Jack and Jackie sailing at Hyannis Port. President Kennedy smiling
and confident with the radiant first lady by his side in Dallas
shortly before the assassination. The Zapruder film. Jackie Kennedy
mourning at the funeral while her small son salutes the coffin.
These images have become larger than life; more than simply
photographs of a president, or of celebrities, or of a tragic
event, they have an extraordinary power to captivate--today as in
their own time. In Shooting Kennedy, David Lubin speculates on the
allure of these and other iconic images of the Kennedys, using them
to illuminate the entire American cultural landscape. He draws from
a spectacularly varied intellectual and visual
terrain--neoclassical painting, Victorian poetry, modern art,
Hollywood films, TV sitcoms--to show how the public came to
identify personally with the Kennedys and how, in so doing, they
came to understand their place in the world. This heady mix of art
history, cultural history, and popular culture offers an evocative,
consistently entertaining look at twentieth-century America.

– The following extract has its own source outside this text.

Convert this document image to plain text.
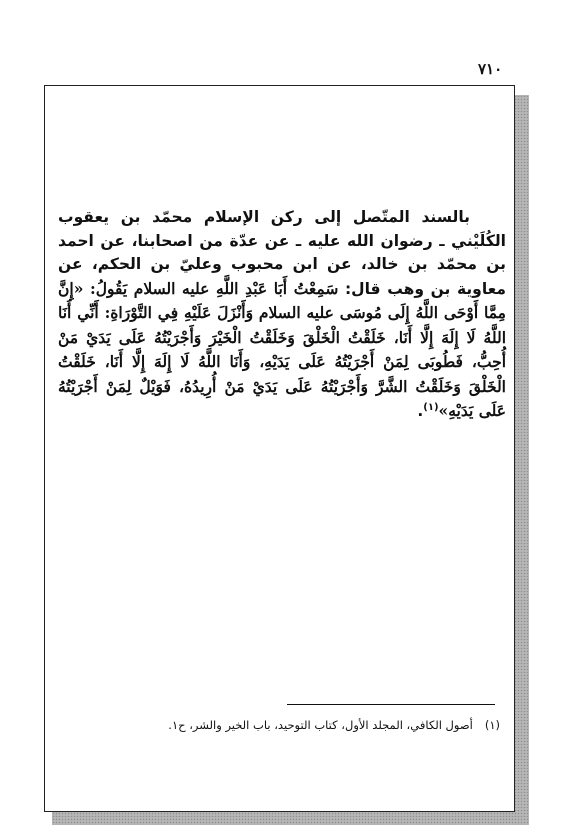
٧١٠
بالسند المتّصل إلى ركن الإسلام محمّد بن يعقوب الكُلَيْني ـ رضوان الله عليه ـ عن عدّة من اصحابنا، عن احمد بن محمّد بن خالد، عن ابن محبوب وعليّ بن الحكم، عن معاوية بن وهب قال: سَمِعْتُ أَبَا عَبْدِ اللَّهِ عليه السلام يَقُولُ: «إِنَّ مِمَّا أَوْحَى اللَّهُ إِلَى مُوسَى عليه السلام وَأَنْزَلَ عَلَيْهِ فِي التَّوْرَاةِ: أَنِّي أَنَا اللَّهُ لَا إِلَهَ إِلَّا أَنَا، خَلَقْتُ الْخَلْقَ وَخَلَقْتُ الْخَيْرَ وَأَجْرَيْتُهُ عَلَى يَدَيْ مَنْ أُحِبُّ، فَطُوبَى لِمَنْ أَجْرَيْتُهُ عَلَى يَدَيْهِ، وَأَنَا اللَّهُ لَا إِلَهَ إِلَّا أَنَا، خَلَقْتُ الْخَلْقَ وَخَلَقْتُ الشَّرَّ وَأَجْرَيْتُهُ عَلَى يَدَيْ مَنْ أُرِيدُهُ، فَوَيْلٌ لِمَنْ أَجْرَيْتُهُ عَلَى يَدَيْهِ»$^{(١)}$.
(١)أصول الكافي، المجلد الأول، كتاب التوحيد، باب الخير والشر، ح١.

Marilyn Monroe, Sylvia Plath, Donna Reed, Playboy magazine, Jack
Ruby, the Rosenbergs, and many more personalities, little-known
events, and behind-the-scenes stories of the era enliven Lubin's
account as he unlocks the meaning of these photographs of the
Kennedys. Elegantly conceived, witty, and intellectually daring,
Shooting Kennedy becomes a stylish meditation on the changing
meanings of visual phenomena and the ways they affect our thinking
about the past, the present, and the process of history.